It is known that every functional $g \in l_{q}^{*}(\mathbb{K})$ can be identified with functional $\varphi_{g} \in l_{p}^{**}(\mathbb{K})$ and that every element $y \in l_{q}(\mathbb{K})$ can be identified with a functional $f_{y} \in l_{p}^{*}(\mathbb{K})$. So we have that $g \simeq \varphi_{g}$ and $y \simeq f_{y}$. I would like to ensure, reasoning in a symbolic fashion that $g(y)$ is numerically equals that $\varphi_{g}(f_{y})$ for every $y \in l_{q}$, that is to say, I need to ensure that $$ g(y) = \varphi_{g}(f_{y}), \quad \forall \, y \in l_{q} (\mathbb{K}). $$
This is very important to show that $l_{p}(\mathbb{K})$ is reflexive, because to do it I need to show that the function $\text{eval}: l_{p} \to l_{p}^{**}$ is surjective.
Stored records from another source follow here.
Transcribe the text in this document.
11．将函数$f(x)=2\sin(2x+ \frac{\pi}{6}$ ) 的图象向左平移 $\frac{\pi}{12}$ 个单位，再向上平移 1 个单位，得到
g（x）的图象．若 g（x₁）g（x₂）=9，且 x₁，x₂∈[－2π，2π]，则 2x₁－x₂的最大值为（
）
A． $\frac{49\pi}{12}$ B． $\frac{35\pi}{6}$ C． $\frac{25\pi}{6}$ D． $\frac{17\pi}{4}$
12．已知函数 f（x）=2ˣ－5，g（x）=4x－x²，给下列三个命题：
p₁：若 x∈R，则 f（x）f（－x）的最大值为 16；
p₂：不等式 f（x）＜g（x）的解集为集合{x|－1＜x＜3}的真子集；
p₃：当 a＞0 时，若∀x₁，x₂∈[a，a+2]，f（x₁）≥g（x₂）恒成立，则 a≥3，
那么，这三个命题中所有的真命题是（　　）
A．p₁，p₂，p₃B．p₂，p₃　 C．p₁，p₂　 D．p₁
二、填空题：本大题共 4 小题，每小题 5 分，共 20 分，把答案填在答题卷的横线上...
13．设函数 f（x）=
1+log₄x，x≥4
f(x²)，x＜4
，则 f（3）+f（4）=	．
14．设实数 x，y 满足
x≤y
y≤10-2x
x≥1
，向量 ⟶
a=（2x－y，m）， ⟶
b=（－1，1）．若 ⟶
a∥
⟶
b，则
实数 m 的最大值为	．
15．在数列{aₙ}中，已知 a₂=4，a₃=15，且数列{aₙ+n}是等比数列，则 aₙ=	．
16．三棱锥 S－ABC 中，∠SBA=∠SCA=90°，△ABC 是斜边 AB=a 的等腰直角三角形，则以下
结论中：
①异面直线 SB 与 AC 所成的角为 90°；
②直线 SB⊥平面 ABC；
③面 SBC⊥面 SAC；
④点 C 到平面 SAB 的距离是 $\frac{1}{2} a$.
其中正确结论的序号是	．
So, given a $\varphi \in l_{p}^{**}$ there is function $g \in l_{q}^{*}$ such that we can identify $g \simeq \varphi$ and we can write $\varphi = \varphi_{g}$. By Riesz Representation Theorem, there exists $a = (a_{k})_{k \in \mathbb{N}} \in l_{p}(\mathbb{K})$ such that $$ g(y) = \sum_{k = 1}^{\infty} a_{k} y_{k}, \quad \forall \, y = (y_{k}) \in l_{q}(\mathbb{K}). $$ Again by Riesz Representation Theorem, $y \in l_{q}$ can be identified with $f_{y} \in l_{p}^{*}(\mathbb{K})$ and $$ g(y) = \sum_{k = 1}^{k} a_{k} y_{k} = f_{y}(a) = \text{eval}(a) (f_{y}) $$ The only thing that I need to be clear is that $g(y) = \varphi_{g}(f_{y})$. With this clear I can stablish the equality $$ \varphi_{g}(f_{y}) = \text{eval}(a) (f_{y}),\quad \forall f_{y} \in l_{p}^{*}, $$ so $\varphi_{g} = \text{eval}(a)$ and then $\text{eval}$ is surjective.
Please help me to understand the mentioned point.